Chouteau’s Pond began innocently enough in 1766, when a dam on Mill Creek created a millpond west of the original village. For a while it was useful, even pleasant. There were fish. There was a mill. There was water where water was supposed to be. But the city grew around it in the deeply St. Louis way of assuming the landscape would absorb every bad idea indefinitely.
By the mid-nineteenth century, Chouteau’s Pond had become a receptacle for industrial waste, livestock runoff, garbage, carcasses, and whatever else people preferred not to think about again. So naturally it became impossible not to think about. During and after the cholera epidemic of 1849, many St. Louisans viewed the pond as a serious health menace. They were not wrong. Contemporary descriptions make it sound less like a lake and more like a municipal threat with shoreline.
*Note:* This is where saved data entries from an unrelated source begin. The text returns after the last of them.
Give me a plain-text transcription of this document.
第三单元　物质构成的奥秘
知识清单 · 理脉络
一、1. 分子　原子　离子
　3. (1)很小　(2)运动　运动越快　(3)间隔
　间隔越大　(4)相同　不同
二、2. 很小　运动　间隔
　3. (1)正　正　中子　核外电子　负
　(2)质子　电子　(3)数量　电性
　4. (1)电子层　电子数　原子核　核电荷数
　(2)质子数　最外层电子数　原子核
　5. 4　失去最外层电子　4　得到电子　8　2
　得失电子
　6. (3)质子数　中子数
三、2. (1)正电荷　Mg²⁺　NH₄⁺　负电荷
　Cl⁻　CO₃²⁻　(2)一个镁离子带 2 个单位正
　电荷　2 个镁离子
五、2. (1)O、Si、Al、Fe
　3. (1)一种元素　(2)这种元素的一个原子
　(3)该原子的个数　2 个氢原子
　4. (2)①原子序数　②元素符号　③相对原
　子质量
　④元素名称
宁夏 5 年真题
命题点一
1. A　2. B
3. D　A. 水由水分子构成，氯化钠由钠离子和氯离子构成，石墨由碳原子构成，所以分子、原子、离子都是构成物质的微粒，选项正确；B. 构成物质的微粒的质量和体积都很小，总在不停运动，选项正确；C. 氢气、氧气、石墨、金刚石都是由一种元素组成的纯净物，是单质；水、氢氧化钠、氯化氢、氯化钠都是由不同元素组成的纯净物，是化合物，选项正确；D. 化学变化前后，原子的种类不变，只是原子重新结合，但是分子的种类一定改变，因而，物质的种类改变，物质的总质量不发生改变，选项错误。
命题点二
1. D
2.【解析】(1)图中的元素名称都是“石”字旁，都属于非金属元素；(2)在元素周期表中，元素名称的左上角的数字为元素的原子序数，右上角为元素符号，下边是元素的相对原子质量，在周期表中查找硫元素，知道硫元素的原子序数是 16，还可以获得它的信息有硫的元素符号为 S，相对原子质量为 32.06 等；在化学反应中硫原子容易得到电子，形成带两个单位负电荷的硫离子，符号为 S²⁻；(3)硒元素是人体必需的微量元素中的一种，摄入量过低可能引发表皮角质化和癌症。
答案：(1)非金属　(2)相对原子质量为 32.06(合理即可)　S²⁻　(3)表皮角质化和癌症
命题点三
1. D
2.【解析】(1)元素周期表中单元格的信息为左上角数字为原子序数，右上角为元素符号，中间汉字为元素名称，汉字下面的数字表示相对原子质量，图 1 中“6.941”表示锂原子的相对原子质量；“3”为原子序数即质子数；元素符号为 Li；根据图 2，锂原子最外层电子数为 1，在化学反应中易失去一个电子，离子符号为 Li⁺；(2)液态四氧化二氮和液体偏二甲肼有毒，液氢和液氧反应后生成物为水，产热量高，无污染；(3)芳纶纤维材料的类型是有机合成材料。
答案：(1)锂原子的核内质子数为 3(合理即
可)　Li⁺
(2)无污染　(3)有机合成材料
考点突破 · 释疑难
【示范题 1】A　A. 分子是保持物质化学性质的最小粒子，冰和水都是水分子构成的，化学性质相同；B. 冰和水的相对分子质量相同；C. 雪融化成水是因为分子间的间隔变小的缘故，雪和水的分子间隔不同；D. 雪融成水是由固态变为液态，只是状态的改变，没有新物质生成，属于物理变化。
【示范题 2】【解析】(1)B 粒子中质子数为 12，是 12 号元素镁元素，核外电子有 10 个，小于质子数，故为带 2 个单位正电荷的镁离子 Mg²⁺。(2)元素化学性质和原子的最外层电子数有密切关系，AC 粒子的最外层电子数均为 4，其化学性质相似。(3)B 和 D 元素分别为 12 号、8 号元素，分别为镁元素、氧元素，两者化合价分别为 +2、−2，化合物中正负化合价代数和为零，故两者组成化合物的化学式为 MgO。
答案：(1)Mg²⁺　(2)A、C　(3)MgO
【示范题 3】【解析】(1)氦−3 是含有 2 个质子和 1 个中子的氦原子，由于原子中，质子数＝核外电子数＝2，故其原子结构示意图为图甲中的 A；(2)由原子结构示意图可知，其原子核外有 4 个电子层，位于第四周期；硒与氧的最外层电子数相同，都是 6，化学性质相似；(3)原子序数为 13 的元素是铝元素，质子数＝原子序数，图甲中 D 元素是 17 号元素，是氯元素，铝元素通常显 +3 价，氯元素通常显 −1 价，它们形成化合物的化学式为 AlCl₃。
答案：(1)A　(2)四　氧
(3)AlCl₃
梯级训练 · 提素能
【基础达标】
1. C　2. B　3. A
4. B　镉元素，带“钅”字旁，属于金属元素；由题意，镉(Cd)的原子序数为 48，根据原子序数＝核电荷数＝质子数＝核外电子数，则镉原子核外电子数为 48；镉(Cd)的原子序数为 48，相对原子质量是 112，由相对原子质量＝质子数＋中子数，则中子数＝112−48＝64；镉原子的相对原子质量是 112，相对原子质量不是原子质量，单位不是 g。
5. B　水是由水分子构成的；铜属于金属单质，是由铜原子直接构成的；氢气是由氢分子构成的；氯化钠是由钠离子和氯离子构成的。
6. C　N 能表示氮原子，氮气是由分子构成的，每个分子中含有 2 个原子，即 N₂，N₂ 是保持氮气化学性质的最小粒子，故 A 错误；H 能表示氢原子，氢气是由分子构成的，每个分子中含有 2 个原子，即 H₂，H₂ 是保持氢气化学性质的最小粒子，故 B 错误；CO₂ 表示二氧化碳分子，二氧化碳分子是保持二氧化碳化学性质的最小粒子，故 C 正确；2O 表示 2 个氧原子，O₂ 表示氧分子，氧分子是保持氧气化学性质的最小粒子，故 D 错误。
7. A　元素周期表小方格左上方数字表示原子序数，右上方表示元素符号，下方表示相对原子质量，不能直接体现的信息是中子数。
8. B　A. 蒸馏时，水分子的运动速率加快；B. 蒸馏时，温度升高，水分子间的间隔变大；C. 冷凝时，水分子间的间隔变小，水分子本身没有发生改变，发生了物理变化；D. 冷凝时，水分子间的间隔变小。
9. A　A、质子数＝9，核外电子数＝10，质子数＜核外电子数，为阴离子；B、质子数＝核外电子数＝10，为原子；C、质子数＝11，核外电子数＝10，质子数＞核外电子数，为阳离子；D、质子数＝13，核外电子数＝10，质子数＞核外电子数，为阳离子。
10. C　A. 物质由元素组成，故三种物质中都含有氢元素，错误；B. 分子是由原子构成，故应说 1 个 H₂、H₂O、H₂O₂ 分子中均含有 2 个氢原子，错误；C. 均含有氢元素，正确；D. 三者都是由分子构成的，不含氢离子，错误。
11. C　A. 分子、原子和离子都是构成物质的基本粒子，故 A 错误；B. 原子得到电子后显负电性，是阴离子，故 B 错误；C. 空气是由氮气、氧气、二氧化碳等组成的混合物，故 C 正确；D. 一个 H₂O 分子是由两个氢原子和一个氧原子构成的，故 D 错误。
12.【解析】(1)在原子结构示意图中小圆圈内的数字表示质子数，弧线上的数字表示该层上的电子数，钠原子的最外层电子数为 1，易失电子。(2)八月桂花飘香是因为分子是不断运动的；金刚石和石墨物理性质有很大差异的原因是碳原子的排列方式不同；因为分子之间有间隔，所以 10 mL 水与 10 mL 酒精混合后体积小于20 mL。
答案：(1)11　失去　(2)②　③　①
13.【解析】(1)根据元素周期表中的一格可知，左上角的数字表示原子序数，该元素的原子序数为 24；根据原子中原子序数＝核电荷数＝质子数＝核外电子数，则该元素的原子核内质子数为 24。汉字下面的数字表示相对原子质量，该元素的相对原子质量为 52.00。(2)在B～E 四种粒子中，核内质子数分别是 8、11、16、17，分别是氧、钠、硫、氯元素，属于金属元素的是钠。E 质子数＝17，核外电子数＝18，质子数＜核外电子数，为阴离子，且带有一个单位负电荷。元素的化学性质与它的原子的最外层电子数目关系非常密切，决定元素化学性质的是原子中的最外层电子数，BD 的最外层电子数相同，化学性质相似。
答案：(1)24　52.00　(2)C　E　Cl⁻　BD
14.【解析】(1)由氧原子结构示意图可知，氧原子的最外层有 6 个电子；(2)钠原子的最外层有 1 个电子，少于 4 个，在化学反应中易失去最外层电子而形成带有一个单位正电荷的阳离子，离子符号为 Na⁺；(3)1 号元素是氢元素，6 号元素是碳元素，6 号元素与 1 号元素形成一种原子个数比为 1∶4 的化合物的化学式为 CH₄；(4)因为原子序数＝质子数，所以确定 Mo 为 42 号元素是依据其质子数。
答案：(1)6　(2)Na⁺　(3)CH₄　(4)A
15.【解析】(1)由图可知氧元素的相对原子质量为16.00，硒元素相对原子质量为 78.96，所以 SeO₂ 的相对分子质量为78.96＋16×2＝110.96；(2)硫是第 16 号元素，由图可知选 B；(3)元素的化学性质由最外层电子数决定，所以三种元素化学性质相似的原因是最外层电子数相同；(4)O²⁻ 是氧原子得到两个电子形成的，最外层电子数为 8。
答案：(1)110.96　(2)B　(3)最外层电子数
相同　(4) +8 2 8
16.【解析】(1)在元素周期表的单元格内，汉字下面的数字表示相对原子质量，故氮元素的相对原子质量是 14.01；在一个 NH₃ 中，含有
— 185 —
So the city drained and filled it in 1851 and 1852. That was the end of the pond, but not the end of its influence. Rail lines soon crossed the reclaimed ground, helping turn the old water feature into infrastructure. The land became a corridor, then a divide, helping separate north and south St. Louis in ways the city still has not entirely gotten over.
That is the part worth lingering on. Chouteau’s Pond did not just disappear. It changed form. It became tracks, industry, and urban boundaries. St. Louis has a long habit of burying a problem and then walking around on top of it for the next century acting surprised by the shape of things.
The pond is gone. The consequences are still very much with us.